After a worrisome performance in Game 4, Philadelphia 76ers star Joel Embiid played the first 11 minutes of Wednesday’s Eastern Conference semifinal, scored 17 points on 8-of-8 shooting, dominated defensively, stared down Atlanta Hawks center Clint Capela, warranting a technical foul, and grabbed a seat on the bench with a +17 rating and a 38-21 edge. The game, for all intents and purposes, should have been over.
Only, Embiid and his Sixers disappeared again down the stretch of Game 5.

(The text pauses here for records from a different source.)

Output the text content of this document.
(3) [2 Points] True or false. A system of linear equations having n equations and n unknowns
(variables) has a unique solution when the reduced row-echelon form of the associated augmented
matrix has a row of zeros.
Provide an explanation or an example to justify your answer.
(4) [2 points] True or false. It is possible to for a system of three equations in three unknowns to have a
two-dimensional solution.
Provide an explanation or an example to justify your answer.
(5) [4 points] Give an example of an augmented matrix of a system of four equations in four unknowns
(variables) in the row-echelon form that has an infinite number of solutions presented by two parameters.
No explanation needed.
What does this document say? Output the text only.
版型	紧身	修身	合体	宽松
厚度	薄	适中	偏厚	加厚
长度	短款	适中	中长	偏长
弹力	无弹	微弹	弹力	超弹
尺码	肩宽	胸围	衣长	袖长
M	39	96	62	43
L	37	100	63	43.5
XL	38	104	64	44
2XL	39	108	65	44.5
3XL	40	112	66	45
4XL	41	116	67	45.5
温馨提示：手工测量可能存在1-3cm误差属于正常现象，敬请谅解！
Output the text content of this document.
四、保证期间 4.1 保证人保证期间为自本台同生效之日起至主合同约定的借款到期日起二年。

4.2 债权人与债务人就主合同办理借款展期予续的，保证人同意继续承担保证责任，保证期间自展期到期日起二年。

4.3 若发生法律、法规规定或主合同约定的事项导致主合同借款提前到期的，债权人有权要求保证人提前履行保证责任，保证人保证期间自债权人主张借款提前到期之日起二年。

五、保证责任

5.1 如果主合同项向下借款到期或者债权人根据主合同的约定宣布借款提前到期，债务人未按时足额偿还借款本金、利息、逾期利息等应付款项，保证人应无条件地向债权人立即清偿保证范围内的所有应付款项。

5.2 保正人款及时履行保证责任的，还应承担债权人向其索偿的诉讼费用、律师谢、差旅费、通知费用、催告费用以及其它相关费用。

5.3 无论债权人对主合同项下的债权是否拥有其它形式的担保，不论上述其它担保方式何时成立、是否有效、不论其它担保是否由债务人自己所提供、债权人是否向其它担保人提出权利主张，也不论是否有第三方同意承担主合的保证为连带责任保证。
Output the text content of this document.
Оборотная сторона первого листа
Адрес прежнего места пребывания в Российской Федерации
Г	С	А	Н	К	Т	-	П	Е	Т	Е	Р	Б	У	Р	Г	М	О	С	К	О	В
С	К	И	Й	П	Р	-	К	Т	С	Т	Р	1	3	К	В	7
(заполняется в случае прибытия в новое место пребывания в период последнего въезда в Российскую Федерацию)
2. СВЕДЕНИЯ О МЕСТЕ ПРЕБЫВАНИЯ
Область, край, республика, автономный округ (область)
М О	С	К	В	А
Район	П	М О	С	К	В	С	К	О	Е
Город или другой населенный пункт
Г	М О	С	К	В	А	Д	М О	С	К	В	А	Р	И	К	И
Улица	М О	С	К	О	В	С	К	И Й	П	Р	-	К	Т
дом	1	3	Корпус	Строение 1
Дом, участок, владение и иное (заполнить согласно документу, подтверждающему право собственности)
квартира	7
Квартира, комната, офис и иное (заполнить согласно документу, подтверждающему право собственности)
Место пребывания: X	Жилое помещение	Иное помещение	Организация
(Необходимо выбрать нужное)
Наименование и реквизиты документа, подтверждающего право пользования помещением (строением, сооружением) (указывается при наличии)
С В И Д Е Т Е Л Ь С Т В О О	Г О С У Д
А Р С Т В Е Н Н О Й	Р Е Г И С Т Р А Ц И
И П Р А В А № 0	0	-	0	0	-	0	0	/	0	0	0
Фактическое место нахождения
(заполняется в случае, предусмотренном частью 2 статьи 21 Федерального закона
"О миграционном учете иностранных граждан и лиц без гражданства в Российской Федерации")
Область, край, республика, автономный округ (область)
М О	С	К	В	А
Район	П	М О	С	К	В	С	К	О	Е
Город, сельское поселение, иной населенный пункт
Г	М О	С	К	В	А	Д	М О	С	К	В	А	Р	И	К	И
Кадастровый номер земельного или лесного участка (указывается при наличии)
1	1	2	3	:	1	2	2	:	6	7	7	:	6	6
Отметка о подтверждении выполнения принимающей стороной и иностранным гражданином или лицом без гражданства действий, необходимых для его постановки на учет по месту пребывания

Philadelphia led by 25 points at the 3:19 mark of the third quarter, and Atlanta closed Game 5 out on a 51-23 run — including a 14-0 sprint to the finish — to secure a 109-106 win, break a 2-2 series tie and head home with a chance to advance to the conference finals on Friday. The Sixers were stunned, and their fans let them hear it, booing throughout a four-minute scoring drought and littering center court with debris.
Trae Young led the Hawks with 39 points and seven assists. John Collins posted another double-double (19 points, 11 rebounds). Lou Williams and Danilo Gallinari combined for 31 points on 21 shots off the bench.
Make no mistake, though: This was one of the biggest choke jobs in NBA playoff history, maybe worse than a Los Angeles Clippers’ second-half collapse against the Houston Rockets in Game 6 of the 2015 Western Conference semifinals — another monumental breakdown authored by current Sixers coach Doc Rivers.